By analyzing existing cross correlation between SANOFI S HEALTHC and Bajaj Healthcare Limited, you can compare the effects of market volatilities on SANOFI S and Bajaj Healthcare and check how they will diversify away market risk if combined in the same portfolio for a given time horizon. You can also utilize pair trading strategies of matching a long position in SANOFI S with a short position of Bajaj Healthcare. Check out your portfolio center. Please also check ongoing floating volatility patterns of SANOFI S and Bajaj Healthcare.

Diversification Opportunities for SANOFI S and Bajaj Healthcare

0.07
  Correlation Coefficient

Significant diversification

The 3 months correlation between SANOFI and Bajaj is 0.07. Overlapping area represents the amount of risk that can be diversified away by holding SANOFI S HEALTHC and Bajaj Healthcare Limited in the same portfolio, assuming nothing else is changed. The correlation between historical prices or returns on Bajaj Healthcare and SANOFI S is a relative statistical measure of the degree to which these equity instruments tend to move together. The correlation coefficient measures the extent to which returns on SANOFI S HEALTHC are associated (or correlated) with Bajaj Healthcare. Values of the correlation coefficient range from -1 to +1, where. The correlation of zero (0) is possible when the price movement of Bajaj Healthcare has no effect on the direction of SANOFI S i.e., SANOFI S and Bajaj Healthcare go up and down completely randomly.

Pair Corralation between SANOFI S and Bajaj Healthcare

Assuming the 90 days trading horizon SANOFI S HEALTHC is expected to under-perform the Bajaj Healthcare. But the stock apears to be less risky and, when comparing its historical volatility, SANOFI S HEALTHC is 1.46 times less risky than Bajaj Healthcare. The stock trades about -0.02 of its potential returns per unit of risk. The Bajaj Healthcare Limited is currently generating about 0.01 of returns per unit of risk over similar time horizon. If you would invest  43,216  in Bajaj Healthcare Limited on August 24, 2024 and sell it today you would lose (4,066) from holding Bajaj Healthcare Limited or give up 9.41% of portfolio value over 90 days.
Time Period3 Months [change]
DirectionMoves Together 
StrengthInsignificant
Accuracy10.04%
ValuesDaily Returns

SANOFI S HEALTHC  vs.  Bajaj Healthcare Limited

 Performance 
       Timeline  
SANOFI S HEALTHC 

Risk-Adjusted Performance

0 of 100

 
Weak
 
Strong
Very Weak
Over the last 90 days SANOFI S HEALTHC has generated negative risk-adjusted returns adding no value to investors with long positions. In spite of rather sound basic indicators, SANOFI S is not utilizing all of its potentials. The current stock price tumult, may contribute to shorter-term losses for the shareholders.
Bajaj Healthcare 

Risk-Adjusted Performance

0 of 100

 
Weak
 
Strong
Very Weak
Over the last 90 days Bajaj Healthcare Limited has generated negative risk-adjusted returns adding no value to investors with long positions. In spite of rather sound basic indicators, Bajaj Healthcare is not utilizing all of its potentials. The recent stock price tumult, may contribute to shorter-term losses for the shareholders.

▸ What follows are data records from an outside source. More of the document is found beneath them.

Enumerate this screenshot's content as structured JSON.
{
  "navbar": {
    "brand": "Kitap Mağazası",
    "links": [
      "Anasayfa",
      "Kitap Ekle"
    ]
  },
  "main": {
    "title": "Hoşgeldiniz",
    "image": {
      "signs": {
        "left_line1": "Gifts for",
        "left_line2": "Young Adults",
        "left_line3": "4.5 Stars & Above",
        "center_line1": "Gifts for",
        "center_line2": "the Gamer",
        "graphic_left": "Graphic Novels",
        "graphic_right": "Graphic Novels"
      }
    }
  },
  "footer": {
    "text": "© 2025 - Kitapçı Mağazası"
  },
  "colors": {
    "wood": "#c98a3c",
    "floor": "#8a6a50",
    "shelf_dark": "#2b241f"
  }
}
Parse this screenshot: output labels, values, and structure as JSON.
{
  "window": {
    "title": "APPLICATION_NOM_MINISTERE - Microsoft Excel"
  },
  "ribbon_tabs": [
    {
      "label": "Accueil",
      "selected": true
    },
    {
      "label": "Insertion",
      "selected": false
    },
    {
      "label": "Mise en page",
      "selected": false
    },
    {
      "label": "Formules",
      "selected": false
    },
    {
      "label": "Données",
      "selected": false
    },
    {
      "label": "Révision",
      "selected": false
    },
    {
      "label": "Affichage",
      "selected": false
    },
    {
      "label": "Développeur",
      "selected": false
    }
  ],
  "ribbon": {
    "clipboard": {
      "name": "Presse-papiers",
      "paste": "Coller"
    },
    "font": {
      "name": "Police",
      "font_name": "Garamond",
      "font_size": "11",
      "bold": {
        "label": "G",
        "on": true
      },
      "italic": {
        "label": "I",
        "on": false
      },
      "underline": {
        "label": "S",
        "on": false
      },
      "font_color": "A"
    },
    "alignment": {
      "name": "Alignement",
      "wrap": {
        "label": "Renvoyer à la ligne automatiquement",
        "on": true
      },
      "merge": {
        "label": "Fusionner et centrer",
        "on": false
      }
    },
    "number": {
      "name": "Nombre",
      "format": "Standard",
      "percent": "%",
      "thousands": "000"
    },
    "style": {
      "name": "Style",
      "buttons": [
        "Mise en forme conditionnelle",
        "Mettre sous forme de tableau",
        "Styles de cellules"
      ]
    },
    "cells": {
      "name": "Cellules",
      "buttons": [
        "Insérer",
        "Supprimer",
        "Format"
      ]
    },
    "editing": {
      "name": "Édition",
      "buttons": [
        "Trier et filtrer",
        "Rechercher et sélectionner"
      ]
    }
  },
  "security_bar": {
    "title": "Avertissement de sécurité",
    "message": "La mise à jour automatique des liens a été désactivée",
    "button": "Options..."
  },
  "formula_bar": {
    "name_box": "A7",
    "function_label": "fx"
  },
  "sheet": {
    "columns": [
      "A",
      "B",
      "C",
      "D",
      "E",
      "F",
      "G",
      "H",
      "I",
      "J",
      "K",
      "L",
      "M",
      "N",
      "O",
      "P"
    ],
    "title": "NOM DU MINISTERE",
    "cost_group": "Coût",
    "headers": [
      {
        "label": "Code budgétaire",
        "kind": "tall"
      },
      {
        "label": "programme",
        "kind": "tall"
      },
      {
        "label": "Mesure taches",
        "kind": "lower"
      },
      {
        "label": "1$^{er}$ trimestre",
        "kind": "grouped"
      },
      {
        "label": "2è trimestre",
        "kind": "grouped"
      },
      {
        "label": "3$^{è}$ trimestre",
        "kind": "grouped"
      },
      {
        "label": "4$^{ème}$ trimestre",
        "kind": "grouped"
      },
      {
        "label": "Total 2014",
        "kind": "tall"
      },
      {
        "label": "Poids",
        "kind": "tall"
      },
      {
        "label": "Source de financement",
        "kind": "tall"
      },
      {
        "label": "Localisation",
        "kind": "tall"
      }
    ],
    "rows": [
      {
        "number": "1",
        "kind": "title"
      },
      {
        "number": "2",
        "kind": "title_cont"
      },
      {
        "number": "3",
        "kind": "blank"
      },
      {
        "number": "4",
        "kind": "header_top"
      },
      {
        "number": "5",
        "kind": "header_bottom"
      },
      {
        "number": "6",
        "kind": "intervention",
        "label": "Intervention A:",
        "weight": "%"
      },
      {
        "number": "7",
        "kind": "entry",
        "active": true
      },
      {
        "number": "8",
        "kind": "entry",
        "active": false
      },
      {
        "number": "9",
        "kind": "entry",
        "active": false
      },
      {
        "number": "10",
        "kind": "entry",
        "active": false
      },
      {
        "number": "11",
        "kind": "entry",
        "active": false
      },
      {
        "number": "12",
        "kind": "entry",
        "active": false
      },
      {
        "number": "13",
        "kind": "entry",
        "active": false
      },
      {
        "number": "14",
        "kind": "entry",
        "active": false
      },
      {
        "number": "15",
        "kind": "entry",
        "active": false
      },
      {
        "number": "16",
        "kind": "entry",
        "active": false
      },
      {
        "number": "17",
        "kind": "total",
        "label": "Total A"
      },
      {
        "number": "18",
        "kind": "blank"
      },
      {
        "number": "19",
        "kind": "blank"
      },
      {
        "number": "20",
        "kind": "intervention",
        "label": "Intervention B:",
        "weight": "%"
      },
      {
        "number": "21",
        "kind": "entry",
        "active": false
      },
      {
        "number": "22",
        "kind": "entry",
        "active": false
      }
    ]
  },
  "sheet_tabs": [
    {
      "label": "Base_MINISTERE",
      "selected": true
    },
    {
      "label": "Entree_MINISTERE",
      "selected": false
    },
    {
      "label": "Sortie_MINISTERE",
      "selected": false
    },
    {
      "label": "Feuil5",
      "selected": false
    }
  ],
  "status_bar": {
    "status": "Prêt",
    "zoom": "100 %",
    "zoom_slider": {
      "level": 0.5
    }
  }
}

SANOFI S and Bajaj Healthcare Volatility Contrast

   Predicted Return Density   
       Returns  

Pair Trading with SANOFI S and Bajaj Healthcare

The main advantage of trading using opposite SANOFI S and Bajaj Healthcare positions is that it hedges away some unsystematic risk. Because of two separate transactions, even if SANOFI S position performs unexpectedly, Bajaj Healthcare can make up some of the losses. Pair trading also minimizes risk from directional movements in the market. For example, if an entire industry or sector drops because of unexpected headlines, the short position in Bajaj Healthcare will offset losses from the drop in Bajaj Healthcare's long position.
The idea behind SANOFI S HEALTHC and Bajaj Healthcare Limited pairs trading is to make the combined position market-neutral, meaning the overall market's direction will not affect its win or loss (or potential downside or upside). This can be achieved by designing a pairs trade with two highly correlated stocks or equities that operate in a similar space or sector, making it possible to obtain profits through simple and relatively low-risk investment.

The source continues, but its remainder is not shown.